Non  so se  il riso  o la  pietà  prevale.

    Come  d'arbor cadendo  un  picciol  pomo,
Cui  là  nel tardo  autunno
Maturità  senz'altra   forza atterra,
D'un  popol  di formiche  i dolci  alberghi,
Cavati  in molle  gleba
Con  gran  lavoro , e  l'opre
E  le  ricchezze  che  adunate  a prova
Con  lungo  affaticar  l'assidua  gente
Avea  provvidamente  al tempo estivo,
Schiaccia ,   diserta  e copre
In  un punto  ;  così  d'alto  piombando,
Dall'utero  tonante
Scaglia  al ciel  profondo,
Di  ceneri  e di  pomici  e di  sassi
Notte  e ruina , infusa
Di   bollenti  ruscelli,
O  pel  montano  fianco
Furiosa  tra  l'erba
Di  liquefatti  massi
E  di  metalli e  d'infocata    arena
Scendendo  immensa  piena,
Le  cittadi  che  il mar  là  su  l'estremo
Lido  aspergea  , confuse
E  infranse  e ricoperse
In  pochi  istati  :  onde  su  quelle  or  pasce
La  capra , e  città  nove
Sorgon  dall'altra  banda  , a cui  sgabello
Son  le sepolte  , e  le  prostrate mura
L'arduo  monte al  suo  piè  quasi  calpesta.
Non  ha  natura  al seme
Dell'uomo  più  stima  o cura
Che  alla  formica  : se più rara  in quello
Che  nell'altra  è la strage,
Non  avvien  ciò  d'altronde
Fuor  che  l'uom  sue  prosapie  ha  men  feconde.

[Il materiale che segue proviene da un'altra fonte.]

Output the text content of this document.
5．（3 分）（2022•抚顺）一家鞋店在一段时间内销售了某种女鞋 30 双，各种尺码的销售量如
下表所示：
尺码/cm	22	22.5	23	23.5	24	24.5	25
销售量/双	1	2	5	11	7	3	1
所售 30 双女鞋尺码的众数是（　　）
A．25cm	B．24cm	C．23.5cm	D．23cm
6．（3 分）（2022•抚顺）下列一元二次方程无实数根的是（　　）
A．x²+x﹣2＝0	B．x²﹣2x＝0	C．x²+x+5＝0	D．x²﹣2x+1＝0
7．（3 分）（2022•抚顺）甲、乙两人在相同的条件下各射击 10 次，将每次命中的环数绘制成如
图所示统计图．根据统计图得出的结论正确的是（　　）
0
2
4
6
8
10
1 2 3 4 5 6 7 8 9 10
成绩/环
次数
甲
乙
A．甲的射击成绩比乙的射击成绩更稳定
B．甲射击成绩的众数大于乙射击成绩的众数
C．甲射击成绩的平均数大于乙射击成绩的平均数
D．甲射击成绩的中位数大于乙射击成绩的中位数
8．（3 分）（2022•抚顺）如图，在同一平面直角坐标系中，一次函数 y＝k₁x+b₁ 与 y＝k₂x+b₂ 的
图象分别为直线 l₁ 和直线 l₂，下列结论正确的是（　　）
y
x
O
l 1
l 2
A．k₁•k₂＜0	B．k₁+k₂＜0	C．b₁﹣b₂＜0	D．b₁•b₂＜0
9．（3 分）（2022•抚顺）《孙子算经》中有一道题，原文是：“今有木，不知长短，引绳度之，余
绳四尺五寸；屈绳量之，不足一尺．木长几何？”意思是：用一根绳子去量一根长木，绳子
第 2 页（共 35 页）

    Ben   mille  ed  ottocento  
Anni  varcar  poi  che  spariro , oppressi
Dall'ignea forza , i  popolati seggi,
E  il  villanello  intento
Ai  vigneti  , che  a stento in questi  campi 
Nutre  la  morta zolla e  incenerita  ,
Ancor  leva  lo  sguardo
Sospettoso  alla  vetta
Fatal  , che  nulla  ma  fatta  più  mite
Ancor  siede  tremenda,  ancor  minaccia
A lui  strage  ed  ai  figli ed  agli averi
Lor  poverelli . E  spesso
Il  meschino in sul  tetto
Dell'ostel  villereccio, alla  vagante 
Aura   giacendo  tutta  notte insonne ,
E  balzando  più  volte  , esplora  il corso
Del  temuto  bollor  , che  si  riversa
Dall'inesausto  grembo
Su  l'arenoso  dorso , a cui riluce
Di  Capri  la marina
E  di Napoli  il porto e  Mergellina.
E  se  appressar  lo  vede , or  se nel  cupo
Del  domestico pozzo  ode  mai  l'acqua 
Fervendo gorgogliar, desta i figliuoli,
Desta  la moglie in fretta, e via , con  quanto
Di  lor  cose rapir  posson , fuggendo,
Vede  lontan  l'usato
Suo  nido  , e  il picciol campo,
Che  gli  fu  dalla  fame  unico  schermo,
Preda  al  flutto  rovente,
Che  crepitando  giunge , e  inesorato
Durabilmente  sovra quei si  spiega.
Torna  al  celeste  raggio
Dopo l'antica  obblivion  l'estinta
Pompei  , come sepolto
Scheletro , cui  di terra
Avarizia o pietà  rende  all'aperto,
E  dal deserto  foro  
Diritto  infra  le file
Dei  mozzi  colonnati  il  peregrino
Lunge  contempla  il  bipartito giogo
E  la cresta  fumante ,
Che alla  sparsa ruina ancor minaccia.
E  nell'orror  della  secreta notte
Per  li vacui  teatri ,
Per  li templi  deformi e per  le  rotte
Case  , ove  i  parti  il  pipistrello  asconde,
Come  sinistra  face 
Che  per  voti palagi  atra  s'aggiri,
Corre  il baglior  della  funerea  lava,
Che   di lontan  per l'ombre
Rosseggia  e  i  lochi  intorno  intorno  tinge.
Così  , dell'uomo  ignara  e  dell'etadi
Ch'egli  chiama  antiche , e  del  seguir che  fanno 
Dopo  gli avi  e nepoti,
Sta  natura  ognor  verde  , anzi procede
Per  si  lungo  cammino
Che  sembra star .  Caggiono  i regni intanto,
Passan  genti  e  linguaggi, ella  nol  vede;
E  l'uom  d'eternità  s'arroga  il vanto.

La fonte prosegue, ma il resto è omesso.